The modern world’s seeming disdain of family values is in stark contrast to the natural warmth of a father and child in this picture. This would be unheard of in many jurisdictions of paranoia we call the customs and border control environment today. We grow evermore suspicious and untrusting of our fellow citizens to the danger that the essential purpose and physical portrayal of public service is an after-thought.

The WCO has put together a wonderful compendium of all this year’s entries. This is a competition not so much about a winner, but a celebration of the wealth and depth of customs tradition accross the globe. Click here to view all the entries!

WCO Annual Report

To celebrate the 60th anniversary of the World Customs Organization (WCO), the Organization published a new Annual Report that takes stock of where the WCO has been, where it is now, and where it is going, in addition to serving as a window on the many successes of the WCO, its Members and Customs’ external partners.

The Annual Report contains two major sections: the first includes a summary of the WCO’s mission, history, strategies, current activities and organizational arrangements; and the second comprises profiles of current Members, such as information on the Customs administration, the Director General and contact details, as well as data related to the administration’s operations.

Of particular note is the fact that the WCO’s 177 Member Customs administrations collectively employ approximately 800,000 staff and contribute an average of 33% of their Governments’ total tax revenue, while processing over 98% of all international trade.
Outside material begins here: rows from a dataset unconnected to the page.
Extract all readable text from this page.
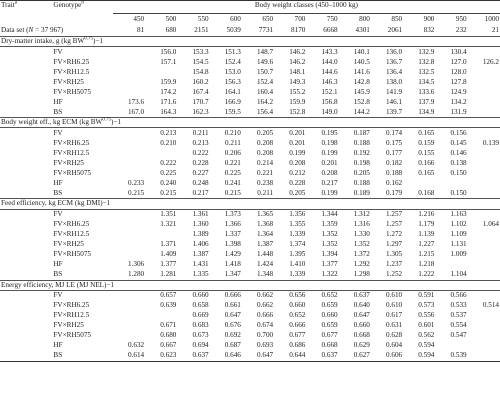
Trait$^a$	Genotype$^b$	Body weight classes (450–1000 kg)											
		450	500	550	600	650	700	750	800	850	900	950	1000
Data set (N = 37 967)		81	680	2151	5039	7731	8170	6668	4301	2061	832	232	21
Dry-matter intake, g (kg $BW^{0.75})-1$													
	FV		156.0	153.3	151.3	148.7	146.2	143.3	140.1	136.0	132.9	130.4	
	FV×RH6.25		157.1	154.5	152.4	149.6	146.2	144.0	140.5	136.7	132.8	127.0	126.2
	FV×RH12.5			154.8	153.0	150.7	148.1	144.6	141.6	136.4	132.5	128.0	
	FV×RH25		159.9	160.2	156.3	152.4	149.3	146.3	142.8	138.0	134.5	127.8	
	FV×RH5075		174.2	167.4	164.1	160.4	155.2	152.1	145.9	141.9	133.6	124.9	
	HF	173.6	171.6	170.7	166.9	164.2	159.9	156.8	152.8	146.1	137.9	134.2	
	BS	167.0	164.3	162.3	159.5	156.4	152.8	149.0	144.2	139.7	134.9	131.9	
Body weight eff., kg ECM (kg $BW^{0.75})-1$													
	FV		0.213	0.211	0.210	0.205	0.201	0.195	0.187	0.174	0.165	0.156	
	FV×RH6.25		0.210	0.213	0.211	0.208	0.201	0.198	0.188	0.175	0.159	0.145	0.139
	FV×RH12.5			0.222	0.206	0.208	0.199	0.199	0.192	0.177	0.155	0.146	
	FV×RH25		0.222	0.228	0.221	0.214	0.208	0.201	0.198	0.182	0.166	0.138	
	FV×RH5075		0.225	0.227	0.225	0.221	0.212	0.208	0.205	0.188	0.165	0.150	
	HF	0.233	0.240	0.248	0.241	0.238	0.228	0.217	0.188	0.162			
	BS	0.215	0.215	0.217	0.215	0.211	0.205	0.199	0.189	0.179	0.168	0.150	
Feed efficiency, kg ECM (kg DMI)−1													
	FV		1.351	1.361	1.373	1.365	1.356	1.344	1.312	1.257	1.216	1.163	
	FV×RH6.25		1.321	1.360	1.366	1.368	1.355	1.359	1.316	1.257	1.179	1.102	1.064
	FV×RH12.5			1.389	1.337	1.364	1.339	1.352	1.330	1.272	1.139	1.109	
	FV×RH25		1.371	1.406	1.398	1.387	1.374	1.352	1.352	1.297	1.227	1.131	
	FV×RH5075		1.409	1.387	1.429	1.448	1.395	1.394	1.372	1.305	1.215	1.009	
	HF	1.306	1.377	1.431	1.418	1.424	1.410	1.377	1.292	1.237	1.218		
	BS	1.280	1.281	1.335	1.347	1.348	1.339	1.322	1.298	1.252	1.222	1.104	
Energy efficiency, MJ LE (MJ NEL)−1													
	FV		0.657	0.660	0.666	0.662	0.656	0.652	0.637	0.610	0.591	0.566	
	FV×RH6.25		0.639	0.658	0.661	0.662	0.660	0.659	0.640	0.610	0.573	0.533	0.514
	FV×RH12.5			0.669	0.647	0.666	0.652	0.660	0.647	0.617	0.556	0.537	
	FV×RH25		0.671	0.683	0.676	0.674	0.666	0.659	0.660	0.631	0.601	0.554	
	FV×RH5075		0.680	0.673	0.692	0.700	0.677	0.677	0.668	0.628	0.562	0.547	
	HF	0.632	0.667	0.694	0.687	0.693	0.686	0.668	0.629	0.604	0.594		
	BS	0.614	0.623	0.637	0.646	0.647	0.644	0.637	0.627	0.606	0.594	0.539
The WCO’s role as the steward of global Customs standards is reflected in the Annual Report, which also presents information on how the WCO continues to assist Customs authorities to achieve their objectives, especially the effective application of controls while efficiently facilitating legitimate trade. Source: wcoomd.org

New Issue of the World Customs Journal

The latest edition of the World Customs Journal (March 2012) comprises what appears to be a disparate array of topics. Professor David Widdowson invites your attention to the underlying theme of contrasting approaches to universal imperatives which permeates several of the contributions, which includes, for example,

  • a comparative analysis of excise taxation across the ASEAN region and identifies the need for standardisation in readiness for the impending introduction of the ASEAN Economic Community. It’s nice, for a change to have articles which deal with Excise.
  • a research paper concerning the diversity of de minimis arrangements in the APEC region, highlighting their impact on economic benefits and costs.
  • a review of a variety of regional approaches to coordinated border management, and
  • the introduction of the EU’s electronic customs environment as a means of achieving regional standardisation.

The underlying commonality of border management imperatives is also reflected in this edition’s Special Report. In his insightful article ‘Lines and Flows: the Beginning and End of Borders’ Alan Bersin (former Commissioner of the CBP) challenges the traditional concept of international borders, and introduces a paradigm that views global cooperation as a fundamental requirement for effective border management. The next edition of the Journal will focus on excise policy and practice, and will include papers presented at the World Customs Organization’s Global Excise Summit which will be held on 2-3 July at the WCO Headquarters in Brussels. Source: The World Customs Journal.